Of course, transfer time has become something akin to a soap opera, particularly in the English market, where TV presenters jazz up even the most modest of moves. Wouldn’t it be refreshing if, just once, the breaking news strapline read: “Man goes from one job to another.”

I jest a wee bit but there is a serious issue here. Just as the majority of clubs in Scotland are now attempting to cut their financial cloth accordingly to reflect these more straitened times, so should the wider game. We are meant to be living in an era of financial fair play, according to European governing body UEFA, but the breakdown of Bale’s salary makes a mockery of that.

The Welshman has more than trebled his Spurs wage with the six-year Madrid deal and it works out as: £13.312 million a year; £256,000 a week; £36,471 a day; £1,520 an hour; £25.33 a minute; and 42 pence every second.

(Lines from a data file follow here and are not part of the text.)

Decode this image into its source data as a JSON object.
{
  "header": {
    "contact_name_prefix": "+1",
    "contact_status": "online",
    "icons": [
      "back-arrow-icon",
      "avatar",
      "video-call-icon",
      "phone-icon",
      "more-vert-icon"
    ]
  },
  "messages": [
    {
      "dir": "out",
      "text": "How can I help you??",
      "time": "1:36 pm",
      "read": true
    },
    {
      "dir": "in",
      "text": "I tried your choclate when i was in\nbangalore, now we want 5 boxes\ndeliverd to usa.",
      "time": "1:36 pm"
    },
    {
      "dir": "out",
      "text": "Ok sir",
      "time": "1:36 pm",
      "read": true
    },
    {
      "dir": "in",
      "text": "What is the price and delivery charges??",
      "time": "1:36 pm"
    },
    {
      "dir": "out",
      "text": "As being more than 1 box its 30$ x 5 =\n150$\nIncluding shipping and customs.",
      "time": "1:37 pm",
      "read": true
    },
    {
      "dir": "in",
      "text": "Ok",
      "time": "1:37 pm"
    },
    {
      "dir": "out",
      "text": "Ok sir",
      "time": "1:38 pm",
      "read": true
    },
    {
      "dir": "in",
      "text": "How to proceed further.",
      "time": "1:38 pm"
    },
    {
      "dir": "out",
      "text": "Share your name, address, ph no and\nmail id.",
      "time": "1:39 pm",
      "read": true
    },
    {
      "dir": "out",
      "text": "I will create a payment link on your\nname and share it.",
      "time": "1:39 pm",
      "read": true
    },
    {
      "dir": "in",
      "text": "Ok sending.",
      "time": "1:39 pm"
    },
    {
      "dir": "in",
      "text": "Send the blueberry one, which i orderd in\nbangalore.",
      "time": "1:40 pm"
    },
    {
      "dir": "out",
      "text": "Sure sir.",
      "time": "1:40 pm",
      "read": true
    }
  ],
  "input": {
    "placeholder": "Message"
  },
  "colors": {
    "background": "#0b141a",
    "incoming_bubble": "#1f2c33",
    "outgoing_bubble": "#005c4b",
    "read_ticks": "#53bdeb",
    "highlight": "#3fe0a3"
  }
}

The finger of blame for such an obscene bit of business should not be pointed at Bale, of course, but at the sport in which he excels.

Also, does not the fact that it is a club from Spain, of all countries, handing out the wads of cash make it even worse? A recent assessment of the Spanish economy by the International Monetary Fund condemned the unemployment rate of 26.3% as “too high.”

It added: “The outlook is difficult and risks are high” referring to the general economy.

Football in that nation is obviously immune to such gloom if Madrid can spend 100 million Euros on one player.

It is, indeed, a Bale-out of a different kind.

Real fans won’t bother about the fee or salary if he is a success, I hear some say.

Maybe they are right but does that mean Madrid should be throwing their money about to such an extent when a large number of those who align themselves to the club will have no job or had to suffer austerity measures?

Football is a business and, yes, Real fans love their galacticos but is even the brightest of stars worth £83.5 million? The answer has to be “no” which, as Bale will find out, means the same in Spanish as in English.